First half of the day passed in just debugging and understanding code. It was not clear as to why that error was coming on that page for anonymous user. We checked for the "Logging & Errors" configuration for the anonymous user, it was set to none. i.e No error or warning messages should be shown to that user.
So now there were two things we need to resolve
Varnish cache problem
Anonymous users were seeing the error even when the configuration was set not to.
The error that we were facing - https://www.drupal.org/node/1937436
We started working on #2 but we did not have any clue of how to go about the same. We talked to the development team and they confirmed that we are also facing the same issue and have not yet been able to rectify it. The whole day passed in debugging but all our efforts were to no avail. Then we decided to turn off all the contributed modules we were using one by one and see if that could provide us with some hint. And we finally found one :-)
In this case, it was the CSM module which was throwing this error. Uninstalling this module fixed this error. Little relief, but #1 & #2 problems were still there.
Day 3:
The battle with the problem was still on. To be honest, we were very soon running short of ideas. In an attempt to relate issues #1 and #2 with each other, we found the culprit. Whenever drupal sets any message, it also sets a session cookie with that message and hence if a session cookie is set varnish does not caches the page.
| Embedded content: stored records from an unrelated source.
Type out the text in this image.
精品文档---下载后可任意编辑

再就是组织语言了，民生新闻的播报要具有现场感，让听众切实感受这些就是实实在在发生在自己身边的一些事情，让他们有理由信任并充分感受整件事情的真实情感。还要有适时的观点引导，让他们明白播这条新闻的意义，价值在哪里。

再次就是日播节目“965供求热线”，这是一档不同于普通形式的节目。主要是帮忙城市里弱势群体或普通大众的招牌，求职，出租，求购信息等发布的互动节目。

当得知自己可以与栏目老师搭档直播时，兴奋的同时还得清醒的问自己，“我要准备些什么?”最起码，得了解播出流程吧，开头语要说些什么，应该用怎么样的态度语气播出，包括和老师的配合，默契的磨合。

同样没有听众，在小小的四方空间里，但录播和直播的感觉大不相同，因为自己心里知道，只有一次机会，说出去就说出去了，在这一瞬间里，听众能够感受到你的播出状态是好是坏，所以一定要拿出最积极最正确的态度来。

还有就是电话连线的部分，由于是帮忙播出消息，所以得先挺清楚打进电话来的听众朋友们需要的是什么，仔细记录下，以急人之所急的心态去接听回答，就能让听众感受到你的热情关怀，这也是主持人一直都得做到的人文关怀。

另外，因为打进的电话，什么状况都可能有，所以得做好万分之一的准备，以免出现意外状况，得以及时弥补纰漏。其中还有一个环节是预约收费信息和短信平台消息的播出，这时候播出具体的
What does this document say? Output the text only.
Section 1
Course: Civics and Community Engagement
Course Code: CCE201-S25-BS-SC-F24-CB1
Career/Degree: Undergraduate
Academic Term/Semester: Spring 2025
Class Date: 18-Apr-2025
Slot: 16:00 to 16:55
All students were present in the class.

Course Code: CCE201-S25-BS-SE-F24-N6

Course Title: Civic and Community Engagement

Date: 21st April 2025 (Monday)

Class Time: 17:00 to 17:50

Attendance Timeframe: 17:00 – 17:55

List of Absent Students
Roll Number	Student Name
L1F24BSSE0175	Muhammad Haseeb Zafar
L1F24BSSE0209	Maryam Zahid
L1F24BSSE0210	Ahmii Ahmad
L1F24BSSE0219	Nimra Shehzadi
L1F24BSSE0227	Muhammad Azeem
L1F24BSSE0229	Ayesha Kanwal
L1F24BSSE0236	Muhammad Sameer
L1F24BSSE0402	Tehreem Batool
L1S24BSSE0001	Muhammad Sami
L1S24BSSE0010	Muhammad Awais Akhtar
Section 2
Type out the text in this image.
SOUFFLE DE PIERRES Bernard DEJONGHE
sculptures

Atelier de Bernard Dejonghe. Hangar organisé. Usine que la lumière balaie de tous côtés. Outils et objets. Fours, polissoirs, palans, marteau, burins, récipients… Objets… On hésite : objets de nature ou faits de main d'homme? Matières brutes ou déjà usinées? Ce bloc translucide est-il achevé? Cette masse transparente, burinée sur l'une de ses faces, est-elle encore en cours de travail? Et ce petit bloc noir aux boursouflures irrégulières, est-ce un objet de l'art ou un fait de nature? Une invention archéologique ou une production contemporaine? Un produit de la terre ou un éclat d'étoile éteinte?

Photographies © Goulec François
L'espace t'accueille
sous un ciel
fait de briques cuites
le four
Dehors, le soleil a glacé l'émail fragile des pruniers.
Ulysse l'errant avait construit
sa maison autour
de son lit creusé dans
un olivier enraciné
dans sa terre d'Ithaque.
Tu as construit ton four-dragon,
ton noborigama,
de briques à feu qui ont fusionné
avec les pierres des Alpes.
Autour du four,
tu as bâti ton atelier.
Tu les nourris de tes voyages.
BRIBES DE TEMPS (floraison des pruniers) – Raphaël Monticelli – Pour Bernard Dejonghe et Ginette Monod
So we analysed the random behaviour of varnish, once error message is set on some page it stops serving pages from cache because it sees the session cookie. After debugging the issue we found that the submodule messages_alter of csm module was setting the messages for anonymous user even after the main configuration was turned off.
And finally uninstalling this module rectified all the problems.
In short, the 3 day battle meant that "session cookies" can be set by the application and that could result in Varnish not working.
If you also get stuck in some problems related to varnish, check for cookies once. They might be the real culprit :-)
Let me know in comments if we can debug such type of issues quicker and in a better way.